Whether they voted on April 23 for Dennis King or not, small business owners must have been thrilled at the promise that the small business tax rate was going to take a drastic drop from 3.5 per cent all the way down to one per cent by January.
Well, not so fast. King has revised that promise.
As he told CBC P.E.I. recently, the new plan is to phase in the tax break over the next couple of years. In this year’s budget, you could see a half-point reduction in the rate.
In the election, the Greens campaigned to reduce the tax rate by 0.5 per cent.
While in power, the Liberals had a multi-year commitment to reduce the small business tax rate, and did so – from 4.5 per cent, to four per cent and then to 3.5 per cent, where it sits now. They campaigned on a reduction to 2.5 per cent this time around.
So, what happened to the drastic drop to one per cent? Well, a minority government and a platform of collaboration happened.
In 2018, the Greater Charlottetown Area Chamber of Commerce called for a reduction in the tax rate to two per cent – surpassing New Brunswick’s 2.5 per cent rate and giving P.E.I. businesses the lowest rate in Atlantic Canada.
It looks like P.E.I. small businesses will have to wait a while for that to happen.
Cutting business taxes is an obvious way to grow the economy. But small business owners are already feeling the pinch of downtown rents in the range of $3,000 to $4,000 a month as well as minimum wage increases and the same high costs of living we all face.

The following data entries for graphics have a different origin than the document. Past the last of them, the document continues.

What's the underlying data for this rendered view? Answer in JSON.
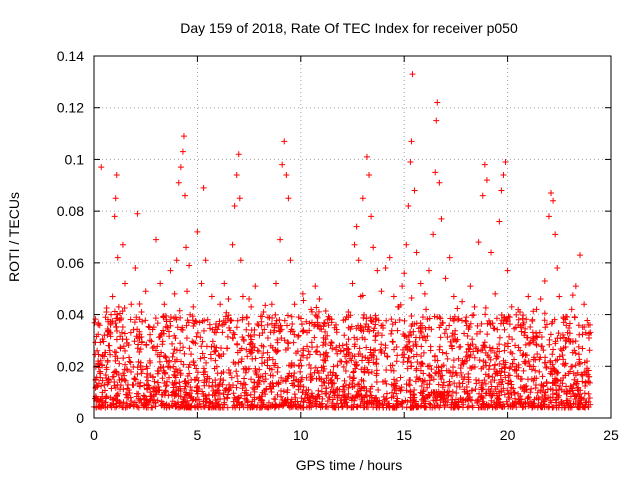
{
  "chart_data": {
    "type": "scatter",
    "title": "Day 159 of 2018, Rate Of TEC Index for receiver p050",
    "xlabel": "GPS time / hours",
    "ylabel": "ROTI / TECUs",
    "xlim": [
      0,
      25
    ],
    "ylim": [
      0,
      0.14
    ],
    "xticks": [
      0,
      5,
      10,
      15,
      20,
      25
    ],
    "xtick_labels": [
      "0",
      "5",
      "10",
      "15",
      "20",
      "25"
    ],
    "yticks": [
      0,
      0.02,
      0.04,
      0.06,
      0.08,
      0.1,
      0.12,
      0.14
    ],
    "ytick_labels": [
      "0",
      "0.02",
      "0.04",
      "0.06",
      "0.08",
      "0.1",
      "0.12",
      "0.14"
    ],
    "grid": true,
    "marker": "+",
    "color": "#ff0000",
    "series": [
      {
        "name": "ROTI",
        "x": [
          0.1,
          0.2,
          0.3,
          0.35,
          0.5,
          0.6,
          0.7,
          0.8,
          0.9,
          1.0,
          1.05,
          1.1,
          1.15,
          1.2,
          1.3,
          1.4,
          1.5,
          1.6,
          1.8,
          2.0,
          2.1,
          2.2,
          2.3,
          2.5,
          2.7,
          3.0,
          3.2,
          3.4,
          3.5,
          3.7,
          3.9,
          4.0,
          4.1,
          4.2,
          4.3,
          4.35,
          4.4,
          4.45,
          4.5,
          4.6,
          4.8,
          5.0,
          5.2,
          5.3,
          5.4,
          5.5,
          5.7,
          5.9,
          6.1,
          6.3,
          6.5,
          6.7,
          6.8,
          6.9,
          7.0,
          7.05,
          7.1,
          7.2,
          7.4,
          7.6,
          7.8,
          8.0,
          8.2,
          8.4,
          8.6,
          8.8,
          9.0,
          9.1,
          9.2,
          9.3,
          9.4,
          9.5,
          9.7,
          9.9,
          10.1,
          10.3,
          10.5,
          10.7,
          10.9,
          11.1,
          11.3,
          11.5,
          11.7,
          11.9,
          12.1,
          12.3,
          12.5,
          12.6,
          12.7,
          12.8,
          12.9,
          13.0,
          13.2,
          13.3,
          13.4,
          13.5,
          13.7,
          13.9,
          14.1,
          14.3,
          14.5,
          14.7,
          14.9,
          15.0,
          15.1,
          15.2,
          15.3,
          15.35,
          15.4,
          15.5,
          15.6,
          15.8,
          16.0,
          16.2,
          16.4,
          16.5,
          16.55,
          16.6,
          16.7,
          16.8,
          17.0,
          17.2,
          17.4,
          17.6,
          17.8,
          18.0,
          18.2,
          18.4,
          18.6,
          18.8,
          18.9,
          19.0,
          19.2,
          19.4,
          19.6,
          19.7,
          19.8,
          19.9,
          20.0,
          20.2,
          20.4,
          20.6,
          20.8,
          21.0,
          21.2,
          21.4,
          21.6,
          21.8,
          22.0,
          22.1,
          22.2,
          22.3,
          22.4,
          22.5,
          22.7,
          22.9,
          23.1,
          23.3,
          23.5,
          23.7,
          23.9
        ],
        "y": [
          0.012,
          0.022,
          0.018,
          0.097,
          0.032,
          0.041,
          0.028,
          0.036,
          0.047,
          0.078,
          0.085,
          0.094,
          0.062,
          0.043,
          0.038,
          0.067,
          0.052,
          0.029,
          0.044,
          0.058,
          0.079,
          0.031,
          0.041,
          0.049,
          0.035,
          0.069,
          0.052,
          0.044,
          0.038,
          0.057,
          0.048,
          0.061,
          0.091,
          0.097,
          0.103,
          0.109,
          0.086,
          0.066,
          0.049,
          0.059,
          0.043,
          0.072,
          0.052,
          0.089,
          0.061,
          0.038,
          0.047,
          0.033,
          0.044,
          0.052,
          0.046,
          0.067,
          0.082,
          0.094,
          0.102,
          0.085,
          0.061,
          0.047,
          0.039,
          0.043,
          0.051,
          0.032,
          0.041,
          0.036,
          0.044,
          0.052,
          0.069,
          0.098,
          0.107,
          0.094,
          0.085,
          0.061,
          0.044,
          0.039,
          0.048,
          0.033,
          0.042,
          0.051,
          0.046,
          0.031,
          0.038,
          0.029,
          0.036,
          0.022,
          0.032,
          0.041,
          0.052,
          0.067,
          0.074,
          0.061,
          0.047,
          0.085,
          0.101,
          0.094,
          0.078,
          0.066,
          0.057,
          0.049,
          0.058,
          0.062,
          0.047,
          0.043,
          0.051,
          0.056,
          0.067,
          0.082,
          0.099,
          0.107,
          0.133,
          0.088,
          0.064,
          0.052,
          0.048,
          0.057,
          0.071,
          0.095,
          0.115,
          0.122,
          0.091,
          0.077,
          0.054,
          0.062,
          0.047,
          0.038,
          0.045,
          0.039,
          0.051,
          0.043,
          0.068,
          0.086,
          0.098,
          0.092,
          0.064,
          0.048,
          0.076,
          0.088,
          0.094,
          0.099,
          0.057,
          0.043,
          0.035,
          0.041,
          0.032,
          0.047,
          0.038,
          0.042,
          0.046,
          0.053,
          0.078,
          0.087,
          0.084,
          0.071,
          0.058,
          0.047,
          0.039,
          0.033,
          0.042,
          0.051,
          0.063,
          0.044,
          0.036
        ]
      }
    ],
    "scatter_note": "Dense background band of ROTI values 0.005-0.035 TECU/min spanning 0-24 hours"
  }
}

Of course, no one knew for sure during the election that we were going to end up with a PC minority government.
But a promise is a promise. And we can suspect that many of the Island business owners and their families who voted for King and the Progressive Conservatives had that tax rate slash in mind.

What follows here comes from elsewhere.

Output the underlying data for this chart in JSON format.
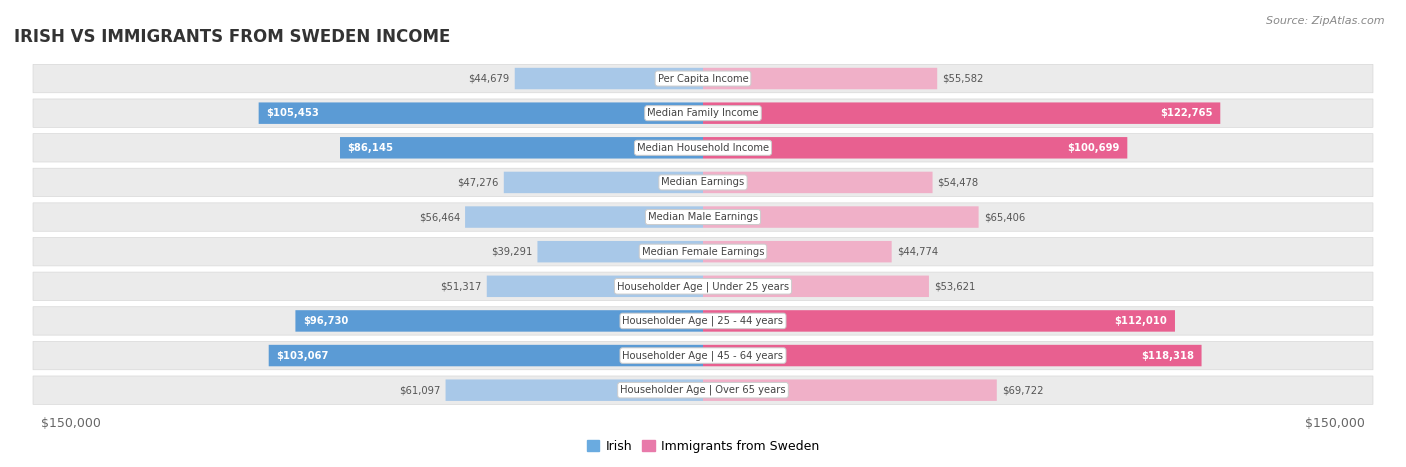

We can cut King some slack since we are in uncharted waters with a minority government.
If he had a majority, we can take him at his word that the tax rate would have been cut to one per cent by January.
Given the impact that drastic of a cut would have had on tax revenue for government programs and services, that cut may have been too much and too soon.
Even so, it raises the question of what we can believe in an election campaign, especially if the race is close.
ultimately, when collaboration leads to a broken campaign promise, we’re in the dark about how policy decisions are made. King was given the keys to govern the province, but this makes us wonder who is steering the ship.